The Applicant was an anesthesiologist who had been the subject of a complaint filed as a result of the death of a patient. The Applicant had been charged with professional misconduct and incompetence. After notice to the Applicant, to which he responded with submissions, an interim order was made under section 37(2) of the Health Professions Procedural Code, prohibiting the Applicant from performing anesthesia, except in a hospital under the supervision of a certified anesthetist. Because of the nature of his practice, the Applicant did not have hospital privileges; therefore, the effect of the interim order was to shut down his practice. The Applicant applied for judicial review of that decision, and an order quashing the interim order.
The Court noted that the parties had agreed that the standard of review was reasonableness, and that it should be concerned “with whether the decision falls within a range of possible, acceptable outcomes which are defensible in respect of fact and law.” The Court is not to retry the matter, but may only determine whether there was some evidence before the Committee that could justify its decision.
In making an order under section 37, the Committee must be of the opinion that the conduct of the member exposes or is likely to expose his or her patients to harm or injury. In making orders under section 37, the Committee is carrying out its vital and overriding responsibility of protecting the public. The Committee’s opinion of the likelihood of harm ensuing must be based upon the evidence before it.
The issue before the Court was whether, on the record before the Committee, there was some evidence to support the opinion that the Applicant’s conduct exposes or was likely to expose his patients to harm or injury.
The Court noted that, in the voluminous record before it, it had been referred to no evidence that directly addressed the issue of likely harm, other than four medical opinions. Of the two experts retained by the College, one stated that she could not answer the question of whether potential harm would likely result from the Applicant’s practice based on her review of only one chart (that of the patient who had died). The Court accepted the Applicant’s submissions that to base such an opinion on one incident out of thousands would tend to make a section 37 order automatic between charge and hearing.

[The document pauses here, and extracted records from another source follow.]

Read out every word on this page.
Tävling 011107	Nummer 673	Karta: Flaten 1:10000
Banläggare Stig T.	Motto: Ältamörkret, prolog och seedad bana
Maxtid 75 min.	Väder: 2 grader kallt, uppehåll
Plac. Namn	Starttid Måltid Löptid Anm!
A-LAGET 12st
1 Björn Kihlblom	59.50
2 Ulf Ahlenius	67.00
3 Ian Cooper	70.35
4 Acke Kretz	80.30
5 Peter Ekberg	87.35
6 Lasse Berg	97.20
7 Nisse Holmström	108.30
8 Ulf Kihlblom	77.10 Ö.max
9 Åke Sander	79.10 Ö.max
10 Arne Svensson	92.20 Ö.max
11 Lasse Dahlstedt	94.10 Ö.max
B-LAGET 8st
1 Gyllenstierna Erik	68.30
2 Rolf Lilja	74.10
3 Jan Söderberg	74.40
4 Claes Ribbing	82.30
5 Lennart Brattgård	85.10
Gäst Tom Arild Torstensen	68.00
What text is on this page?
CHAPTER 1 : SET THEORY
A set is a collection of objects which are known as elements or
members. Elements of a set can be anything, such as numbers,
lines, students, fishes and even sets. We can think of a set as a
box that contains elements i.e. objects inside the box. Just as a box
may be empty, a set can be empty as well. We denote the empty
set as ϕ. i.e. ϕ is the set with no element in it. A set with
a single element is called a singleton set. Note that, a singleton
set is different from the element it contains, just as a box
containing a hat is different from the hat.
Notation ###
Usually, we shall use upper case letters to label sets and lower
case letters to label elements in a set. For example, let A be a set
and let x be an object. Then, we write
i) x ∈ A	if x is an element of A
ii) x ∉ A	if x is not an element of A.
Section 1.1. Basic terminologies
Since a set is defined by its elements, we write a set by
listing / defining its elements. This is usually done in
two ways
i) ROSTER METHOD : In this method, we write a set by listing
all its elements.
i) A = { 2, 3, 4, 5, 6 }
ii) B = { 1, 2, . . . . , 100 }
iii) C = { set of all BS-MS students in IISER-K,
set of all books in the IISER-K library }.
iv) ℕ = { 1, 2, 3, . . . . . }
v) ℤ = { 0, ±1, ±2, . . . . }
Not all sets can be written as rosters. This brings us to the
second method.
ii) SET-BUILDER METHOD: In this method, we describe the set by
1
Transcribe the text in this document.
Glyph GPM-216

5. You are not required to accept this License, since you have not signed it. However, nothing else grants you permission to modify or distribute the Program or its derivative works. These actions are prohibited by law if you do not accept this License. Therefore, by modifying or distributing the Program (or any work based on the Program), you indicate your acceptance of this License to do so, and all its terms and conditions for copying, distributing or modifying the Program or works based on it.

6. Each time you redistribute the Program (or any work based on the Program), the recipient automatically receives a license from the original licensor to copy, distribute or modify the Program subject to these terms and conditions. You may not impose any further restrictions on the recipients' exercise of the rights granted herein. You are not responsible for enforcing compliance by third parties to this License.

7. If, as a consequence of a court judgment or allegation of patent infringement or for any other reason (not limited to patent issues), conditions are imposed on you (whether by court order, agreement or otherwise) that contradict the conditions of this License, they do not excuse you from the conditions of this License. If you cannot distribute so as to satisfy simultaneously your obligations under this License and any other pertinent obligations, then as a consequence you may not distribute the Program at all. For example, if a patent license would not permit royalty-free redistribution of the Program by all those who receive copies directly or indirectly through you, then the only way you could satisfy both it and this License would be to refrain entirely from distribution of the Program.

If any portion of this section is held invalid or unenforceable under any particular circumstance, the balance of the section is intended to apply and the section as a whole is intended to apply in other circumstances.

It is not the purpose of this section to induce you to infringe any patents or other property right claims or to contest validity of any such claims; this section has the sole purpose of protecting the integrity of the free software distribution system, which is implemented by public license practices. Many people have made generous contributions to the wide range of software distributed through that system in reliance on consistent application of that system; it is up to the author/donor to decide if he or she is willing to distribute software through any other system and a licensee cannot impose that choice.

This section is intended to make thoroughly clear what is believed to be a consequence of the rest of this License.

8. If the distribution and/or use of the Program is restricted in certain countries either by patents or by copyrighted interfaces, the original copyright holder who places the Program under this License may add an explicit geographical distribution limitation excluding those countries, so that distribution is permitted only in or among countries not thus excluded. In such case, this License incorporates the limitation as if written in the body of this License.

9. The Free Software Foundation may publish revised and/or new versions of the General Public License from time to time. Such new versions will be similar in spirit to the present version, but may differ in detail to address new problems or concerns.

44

The College’s other expert, who had reviewed 55 files, opined that there would be no harm. Additionally, two experts whose opinions were obtained on behalf of the Applicant were firmly of the view that there was no risk of exposure to harm.
The Court held that it is clear that the Committee was at liberty to accept some evidence and reject other evidence and to prefer one expert opinion over another. That said, the Committee gave no explanation for rejecting the opinion of its own medical examiner on the core issue that it was to decide. Further, having concluded that the Applicant’s conduct was likely to expose his patients to harm, the Committee dealt with the detailed reports of the Applicant’s experts by merely acknowledging that they were enclosed with the Applicant’s submissions and that everything submitted by the Applicant was carefully considered. The Court held that, in a case such as this where there was no direct evidence to support the Committee’s decision, it was incumbent upon the Committee to give some explanation, however brief, for rejecting all of the evidence that was contrary to its conclusion.
The Committee was clearly entitled to form its own opinion, but must do so “on some evidence”, not evidence of below standard conduct, but evidence of probable harm. Here, there was none. The Court noted that, in coming to that conclusion, it was not weighing evidence, but searching for its existence. Without evidence of the probable exposure to harm, the Committee was merely speculating based on one incident, which it cannot do.
In the result, the Application was allowed, and the interim order quashed.